Gerald Murphy. Wasp and Pear. 1929
Laura Hoptman: Gerald Murphy painted only around a dozen pictures over a really short period of time, from around 1927 to 1929. And all those pictures were inspired by Cubist works, by Picasso, Juan Gris, and Léger. These were his friends, and he followed their progress as artists. He lived with his wife Sara in Antibes, in the south of France, in the 1920s. And they entertained a really glittering coterie of artists, composers, writers; like Ernest Hemingway and F. Scott Fitzgerald, the impresario Sergei Diaghilev, the composer Igor Stravinsky. He's gone down in history more as a master of the art of living, a bon vivant, than he has as an artist. Although, during the period of time that he made these paintings, they were much admired.
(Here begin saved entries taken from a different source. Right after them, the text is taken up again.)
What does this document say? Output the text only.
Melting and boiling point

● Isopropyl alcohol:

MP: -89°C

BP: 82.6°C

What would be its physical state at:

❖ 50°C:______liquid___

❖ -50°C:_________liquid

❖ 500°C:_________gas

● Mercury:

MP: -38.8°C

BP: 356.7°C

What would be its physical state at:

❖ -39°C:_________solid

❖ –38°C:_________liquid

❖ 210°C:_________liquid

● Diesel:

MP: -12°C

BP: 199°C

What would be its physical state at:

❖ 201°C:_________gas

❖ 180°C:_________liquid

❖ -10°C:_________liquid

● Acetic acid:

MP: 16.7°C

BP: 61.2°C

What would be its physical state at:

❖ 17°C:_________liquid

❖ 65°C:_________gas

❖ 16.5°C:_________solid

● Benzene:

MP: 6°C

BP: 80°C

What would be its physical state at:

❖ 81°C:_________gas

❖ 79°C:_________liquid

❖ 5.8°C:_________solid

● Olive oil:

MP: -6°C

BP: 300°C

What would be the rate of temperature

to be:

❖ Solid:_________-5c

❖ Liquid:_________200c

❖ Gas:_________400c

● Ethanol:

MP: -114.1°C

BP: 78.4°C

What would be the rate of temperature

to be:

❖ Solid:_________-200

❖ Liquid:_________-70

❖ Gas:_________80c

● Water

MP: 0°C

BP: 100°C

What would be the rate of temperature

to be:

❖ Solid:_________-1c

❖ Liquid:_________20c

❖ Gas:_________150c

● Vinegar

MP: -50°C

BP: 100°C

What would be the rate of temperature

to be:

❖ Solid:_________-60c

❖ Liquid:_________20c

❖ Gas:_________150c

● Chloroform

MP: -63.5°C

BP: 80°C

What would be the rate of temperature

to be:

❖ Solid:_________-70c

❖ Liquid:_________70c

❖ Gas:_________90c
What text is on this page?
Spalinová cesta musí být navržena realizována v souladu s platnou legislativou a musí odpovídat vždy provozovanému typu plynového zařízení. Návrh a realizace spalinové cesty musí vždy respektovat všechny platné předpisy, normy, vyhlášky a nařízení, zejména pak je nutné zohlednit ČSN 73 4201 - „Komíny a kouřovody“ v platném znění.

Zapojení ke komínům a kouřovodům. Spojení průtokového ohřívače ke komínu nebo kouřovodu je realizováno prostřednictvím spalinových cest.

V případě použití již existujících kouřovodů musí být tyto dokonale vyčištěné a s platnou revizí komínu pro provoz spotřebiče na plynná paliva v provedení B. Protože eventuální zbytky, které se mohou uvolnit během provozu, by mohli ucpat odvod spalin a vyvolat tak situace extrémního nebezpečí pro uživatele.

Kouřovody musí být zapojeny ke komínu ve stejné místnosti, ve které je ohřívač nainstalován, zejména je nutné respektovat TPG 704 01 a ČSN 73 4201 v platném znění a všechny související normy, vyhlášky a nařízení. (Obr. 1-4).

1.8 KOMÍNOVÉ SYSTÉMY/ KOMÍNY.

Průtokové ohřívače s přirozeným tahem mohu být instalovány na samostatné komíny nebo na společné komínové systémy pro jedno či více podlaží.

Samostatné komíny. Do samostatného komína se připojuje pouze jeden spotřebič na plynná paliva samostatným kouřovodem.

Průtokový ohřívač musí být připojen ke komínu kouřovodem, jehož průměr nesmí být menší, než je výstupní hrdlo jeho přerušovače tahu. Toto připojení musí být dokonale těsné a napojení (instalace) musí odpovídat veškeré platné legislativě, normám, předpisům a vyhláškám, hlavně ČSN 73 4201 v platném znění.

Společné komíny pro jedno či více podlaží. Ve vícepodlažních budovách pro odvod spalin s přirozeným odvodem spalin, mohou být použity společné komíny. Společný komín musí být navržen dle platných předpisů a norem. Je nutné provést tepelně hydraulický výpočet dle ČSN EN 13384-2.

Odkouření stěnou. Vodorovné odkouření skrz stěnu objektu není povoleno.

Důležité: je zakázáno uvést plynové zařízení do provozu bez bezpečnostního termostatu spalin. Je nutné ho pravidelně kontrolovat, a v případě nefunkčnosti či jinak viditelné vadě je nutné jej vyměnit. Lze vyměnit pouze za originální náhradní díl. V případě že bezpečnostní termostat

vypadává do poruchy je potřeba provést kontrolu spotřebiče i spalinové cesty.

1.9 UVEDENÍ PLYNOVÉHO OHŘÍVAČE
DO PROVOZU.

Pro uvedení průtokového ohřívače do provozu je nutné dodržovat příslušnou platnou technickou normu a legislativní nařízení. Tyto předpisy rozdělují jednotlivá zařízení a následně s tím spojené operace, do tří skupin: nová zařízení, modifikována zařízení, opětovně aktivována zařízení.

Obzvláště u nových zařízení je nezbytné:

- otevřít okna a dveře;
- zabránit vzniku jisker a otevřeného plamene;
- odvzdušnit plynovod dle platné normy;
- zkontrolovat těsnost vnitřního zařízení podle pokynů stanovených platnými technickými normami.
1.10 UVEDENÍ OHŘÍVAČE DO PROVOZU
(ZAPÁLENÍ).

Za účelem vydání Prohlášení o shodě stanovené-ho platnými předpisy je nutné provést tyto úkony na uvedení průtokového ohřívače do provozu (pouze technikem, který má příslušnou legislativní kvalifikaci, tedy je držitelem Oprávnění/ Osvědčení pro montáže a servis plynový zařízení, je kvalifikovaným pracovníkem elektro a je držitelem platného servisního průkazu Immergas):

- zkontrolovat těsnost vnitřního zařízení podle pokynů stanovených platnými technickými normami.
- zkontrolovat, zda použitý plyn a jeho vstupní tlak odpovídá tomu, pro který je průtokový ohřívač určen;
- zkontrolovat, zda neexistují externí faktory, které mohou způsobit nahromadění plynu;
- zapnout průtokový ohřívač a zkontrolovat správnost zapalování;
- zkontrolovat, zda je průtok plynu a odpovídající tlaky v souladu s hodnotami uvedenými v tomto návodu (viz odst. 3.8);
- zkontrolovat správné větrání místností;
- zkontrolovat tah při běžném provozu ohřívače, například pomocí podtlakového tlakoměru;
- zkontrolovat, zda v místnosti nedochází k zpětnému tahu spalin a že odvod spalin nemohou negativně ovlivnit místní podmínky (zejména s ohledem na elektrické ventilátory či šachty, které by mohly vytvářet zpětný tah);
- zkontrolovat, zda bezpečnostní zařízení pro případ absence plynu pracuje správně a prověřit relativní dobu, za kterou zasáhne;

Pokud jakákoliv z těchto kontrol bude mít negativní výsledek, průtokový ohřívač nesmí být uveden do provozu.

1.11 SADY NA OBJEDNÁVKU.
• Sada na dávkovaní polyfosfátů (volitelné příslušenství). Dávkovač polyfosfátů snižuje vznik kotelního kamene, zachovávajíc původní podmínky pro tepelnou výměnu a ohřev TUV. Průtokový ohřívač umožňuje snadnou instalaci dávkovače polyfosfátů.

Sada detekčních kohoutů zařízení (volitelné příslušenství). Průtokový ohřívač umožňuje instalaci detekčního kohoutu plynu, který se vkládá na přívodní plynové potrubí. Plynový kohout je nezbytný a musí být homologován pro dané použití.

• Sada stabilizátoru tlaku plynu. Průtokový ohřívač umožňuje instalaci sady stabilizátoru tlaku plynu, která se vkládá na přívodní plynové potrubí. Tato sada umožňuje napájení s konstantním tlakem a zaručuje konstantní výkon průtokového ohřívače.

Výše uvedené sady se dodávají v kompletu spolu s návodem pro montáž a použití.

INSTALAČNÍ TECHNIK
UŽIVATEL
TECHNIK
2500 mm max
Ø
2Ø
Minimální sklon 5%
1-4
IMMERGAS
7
The composition of this picture, Wasp And Pear, exhibits a really thorough understanding of the simultaneity of Cubism. You can see that kind of layering and the interest in looking at objects from many different points of view. The pear in the painting, in fact, can be seen from the front and also from the inside. What makes it different, though, from earlier Cubist works by artists like Pablo Picasso, is this sharp, clean graphic line. Murphy adopted the flat planes of Cubism but sharpened them so that the objects in the paintings have a real clarity, kind of a graphic nature, which reminds you not only of illustrations, but of advertising. The work itself, though, according to Murphy, was inspired by educational illustrations—the kind of thing that you see in an elementary school classroom, pinned up above a blackboard.